Setting a Schedule

It's important to set up a schedule of practice to make sure you accomplish your goals. Repetition is crucial in training your body to respond to new habits, and you'll need to plan time for vocalizing. People respond differently to methods of scheduling, so you should be honest with yourself about the best approach. If you respond best to a set routine, you might want to actually write practice times in your calendar. Or you may prefer a more spontaneous system of practicing whenever you find the opportunity. Either way, be honest with yourself and respect your personal inclinations so that you can achieve the end result with minimal frustration.

How Often?

Ideally, some time should be spent each day on learning your craft. It's fine to vocalize every day if you'd like, or you could spend some days practicing your breathing exercises, reading and studying, or listening to other singers. Reading Chapter 9 of this book while listening to the accompanying CD is a good way to review the singing exercises on a day you're not able to vocalize.
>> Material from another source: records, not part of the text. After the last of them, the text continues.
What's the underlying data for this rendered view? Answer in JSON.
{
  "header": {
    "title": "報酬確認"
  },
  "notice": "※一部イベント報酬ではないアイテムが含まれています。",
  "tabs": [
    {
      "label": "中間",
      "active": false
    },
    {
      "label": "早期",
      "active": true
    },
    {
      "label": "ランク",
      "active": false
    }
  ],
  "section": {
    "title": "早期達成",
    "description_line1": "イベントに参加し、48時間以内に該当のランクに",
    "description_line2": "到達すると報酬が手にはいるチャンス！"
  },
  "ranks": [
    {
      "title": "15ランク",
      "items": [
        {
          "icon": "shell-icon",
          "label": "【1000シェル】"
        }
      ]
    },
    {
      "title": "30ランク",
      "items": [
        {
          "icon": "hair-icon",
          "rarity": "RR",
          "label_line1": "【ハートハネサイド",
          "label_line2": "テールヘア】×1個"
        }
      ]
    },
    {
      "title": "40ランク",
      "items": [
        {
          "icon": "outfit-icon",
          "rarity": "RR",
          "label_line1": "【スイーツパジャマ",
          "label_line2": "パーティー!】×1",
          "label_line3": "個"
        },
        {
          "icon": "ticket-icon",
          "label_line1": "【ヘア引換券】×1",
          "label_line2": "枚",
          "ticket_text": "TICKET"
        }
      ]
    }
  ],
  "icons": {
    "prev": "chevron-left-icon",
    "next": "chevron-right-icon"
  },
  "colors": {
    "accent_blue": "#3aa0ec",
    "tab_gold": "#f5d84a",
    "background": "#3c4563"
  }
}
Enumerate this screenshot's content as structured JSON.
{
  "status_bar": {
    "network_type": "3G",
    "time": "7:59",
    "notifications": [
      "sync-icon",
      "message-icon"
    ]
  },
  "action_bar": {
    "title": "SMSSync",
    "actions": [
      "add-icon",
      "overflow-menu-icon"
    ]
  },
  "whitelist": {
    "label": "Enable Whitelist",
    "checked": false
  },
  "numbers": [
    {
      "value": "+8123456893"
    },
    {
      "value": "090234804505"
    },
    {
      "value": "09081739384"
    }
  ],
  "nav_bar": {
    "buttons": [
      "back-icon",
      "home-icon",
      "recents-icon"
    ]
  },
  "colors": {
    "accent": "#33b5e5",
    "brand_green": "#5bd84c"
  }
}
Any time of the day is acceptable for vocalizing. You'll need to listen to your own body to determine if you're a morning person or more comfortable later in the day. You may need a slightly longer stretch and warmup session in the morning to ensure that your body is alert. Many singers prefer vocalizing later in the day because of their performance schedules.

You should also try to remain aware of other people around you and be considerate of their schedules as well. In general, very early in the morning or late at night are times to avoid because of noise levels. It's important that you feel free to use full volume for certain exercises, so choose your time accordingly.

How Long?

The length of your practice session depends on your level of expertise. If you're a beginner, it's best to limit each session to fifteen or twenty minutes and spend time feeling the sensation of each exercise. When you become comfortable with short intervals, you can increase your time to thirty minutes. After you have some experience and feel at ease, an hour a day is ideal.

Always stop your practice session if you feel any strain or discomfort. You may just need to rest. If you are particularly tired or under excessive stress, your time is better spent in listening to exercises or studying your music theory. It's easy to push your voice past its limits if you're tired, and if you do, you'll end up doing more harm than good.

As with any practice, some time is better than nothing. If you only have five minutes, don't try to speed through the exercises. Do one or two exercises carefully so that it's time well spent. If you feel each session has to be perfectly timed and organized, you may avoid your practice altogether. It's better to achieve a small amount than to miss an entire day because it's not the perfect scenario. In contrast, be careful of getting so excited about your new skills that you overdo it and cause both vocal and emotional fatigue.


Any place you feel comfortable, relaxed, and free of tension is a good place to practice. If you practice at home, it's best to have a supportive environment. If this isn't the case, then find times you can be alone. Singing in the bathroom is a famous cliché, but the bright acoustics of the sound can be helpful.

You can sing in your car, but if you live in a dense traffic area be aware of any tension you may feel while driving. Any emotionally neutral space, such as a room in a school, church, or rehearsal studio, is especially good. These places are free of outside distractions and also require that you make some prior plan or commitment to your practice sessions. If you live or travel in a rural area, try vocalizing outdoors. It's fun to experiment with the sound of your voice in different environments and learn what various acoustic situations offer.